Later that night I explained to him it was no good blaming Sheikh Mujib for all the starvation and death. Nobody in the country was sadder to see people die than him. ‘One cannot expect a smart government in a country which does not have smart citizens. Citizens have to know clearly what they want. Our people are shameless. How many directions do we have on earth? Ten. But they will move in any direction they want without bothering about decency and meaning. Seventy million people will talk about seventy million solutions to the same problem.’ If Nur Hussain thought he could not respect Sheikh Mujib because of the famine, he should show some restraint; there were millions and millions of people in the country who respected Sheikh Mujib. He had no right to insult those people. Besides, the new harvesting season had already begun; new crops had appeared in the market, and more food aid had entered the distribution system.
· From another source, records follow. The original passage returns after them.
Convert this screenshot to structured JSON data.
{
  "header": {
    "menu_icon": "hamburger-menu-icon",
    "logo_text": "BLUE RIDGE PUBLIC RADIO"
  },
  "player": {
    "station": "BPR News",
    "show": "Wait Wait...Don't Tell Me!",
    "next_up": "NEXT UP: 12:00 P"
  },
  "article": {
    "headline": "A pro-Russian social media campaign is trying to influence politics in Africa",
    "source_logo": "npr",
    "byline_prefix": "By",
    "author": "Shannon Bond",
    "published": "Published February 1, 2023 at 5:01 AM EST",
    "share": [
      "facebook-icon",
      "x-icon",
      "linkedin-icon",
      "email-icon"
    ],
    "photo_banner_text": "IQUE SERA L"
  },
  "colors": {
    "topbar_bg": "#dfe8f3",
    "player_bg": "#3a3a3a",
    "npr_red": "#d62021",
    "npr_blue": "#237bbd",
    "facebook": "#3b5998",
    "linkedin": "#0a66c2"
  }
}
A new pricing policy had also been declared to beat inflation, and special measures were taken to tackle corruption. Soon the famine would end. The famine was a test for us to see if we fell apart, if we forgot our solemnity, our pledge to future generations. Unfortunately, we failed that test. But life would not stop here. It would go on.
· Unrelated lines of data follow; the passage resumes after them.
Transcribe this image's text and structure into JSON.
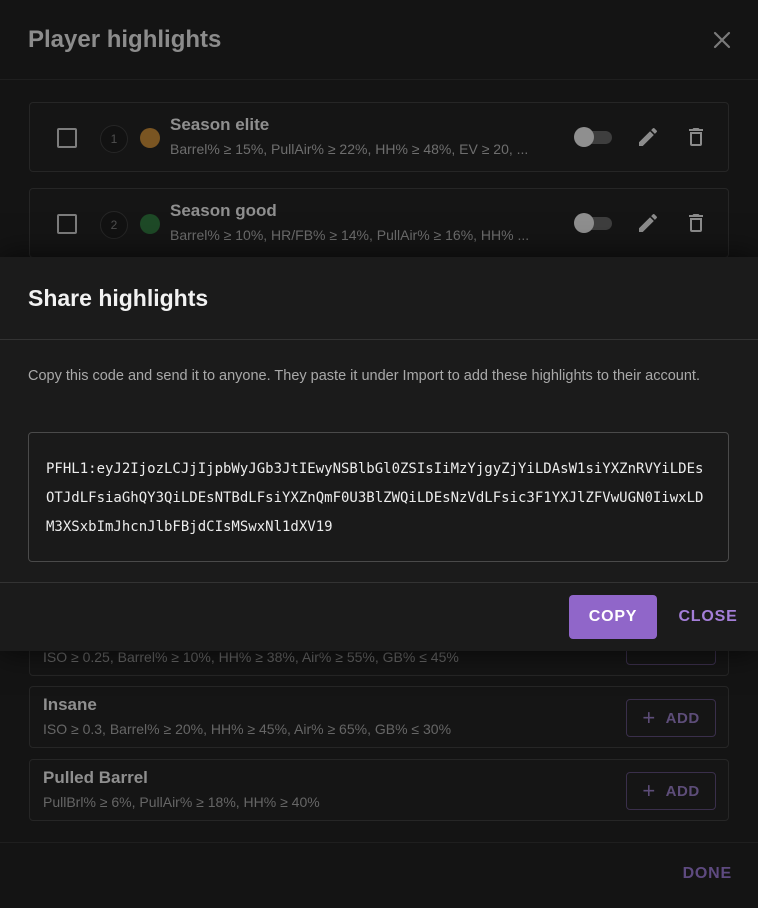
{
  "background_dialog": {
    "title": "Player highlights",
    "rules": [
      {
        "number": "1",
        "color": "#9a6a2a",
        "name": "Season elite",
        "description": "Barrel% ≥ 15%, PullAir% ≥ 22%, HH% ≥ 48%, EV ≥ 20, ..."
      },
      {
        "number": "2",
        "color": "#24522d",
        "name": "Season good",
        "description": "Barrel% ≥ 10%, HR/FB% ≥ 14%, PullAir% ≥ 16%, HH% ..."
      }
    ],
    "presets": [
      {
        "name": "",
        "description": "ISO ≥ 0.25, Barrel% ≥ 10%, HH% ≥ 38%, Air% ≥ 55%, GB% ≤ 45%",
        "add_label": "ADD"
      },
      {
        "name": "Insane",
        "description": "ISO ≥ 0.3, Barrel% ≥ 20%, HH% ≥ 45%, Air% ≥ 65%, GB% ≤ 30%",
        "add_label": "ADD"
      },
      {
        "name": "Pulled Barrel",
        "description": "PullBrl% ≥ 6%, PullAir% ≥ 18%, HH% ≥ 40%",
        "add_label": "ADD"
      }
    ],
    "done_label": "DONE"
  },
  "share_dialog": {
    "title": "Share highlights",
    "instructions": "Copy this code and send it to anyone. They paste it under Import to add these highlights to their account.",
    "code": "PFHL1:eyJ2IjozLCJjIjpbWyJGb3JtIEwyNSBlbGl0ZSIsIiMzYjgyZjYiLDAsW1siYXZnRVYiLDEsOTJdLFsiaGhQY3QiLDEsNTBdLFsiYXZnQmF0U3BlZWQiLDEsNzVdLFsic3F1YXJlZFVwUGN0IiwxLDM3XSxbImJhcnJlbFBjdCIsMSwxNl1dXV19",
    "copy_label": "COPY",
    "close_label": "CLOSE"
  },
  "colors": {
    "accent": "#9066c9",
    "accent_text": "#a47ed8"
  }
}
It was, in fact, my conversation with myself, to speak truthfully, as if I was trying to understand why I was not like him—savage, dangerous, hysterical—why I was frustrated and yet calm, and what strange power occupied my head. Wasn’t I more upset than him just months ago? Didn’t I ridicule him for being silent and emotionless despite seeing death all around? In the guise of unarming him, I knew I was actually satisfying myself with my own arguments.
He listened attentively, but did not give the faintest sign that he actually accepted anything I had said. It seemed he could stay in the same pose for ages, without moving his feet or hands, without raising his head, without blinking. I stayed with him, softly repeating myself, waiting for his response. There was none.
So it was time I became strict and gave him an either–or choice. He was to speak only what I had taught him to speak, I said clearly; that was the speech, the words of the 7 March speech, with Joy Bangla at the end—Joy Bangla only once, not twice, to not confuse anyone in the audience. Personal observations and emotions could not come between him and his work. There was a deal and that deal must be honoured as expected.
If he did not do as advised, I warned him distinctly in the end, if he spoke more than what I had allowed him, and dropped something that the speech writers considered important for reinvigorating Sheikh Mujib’s personal heroism and the Awami League’s image, I would not be able to protect him any longer. Any unforeseen consequences would not be my responsibility.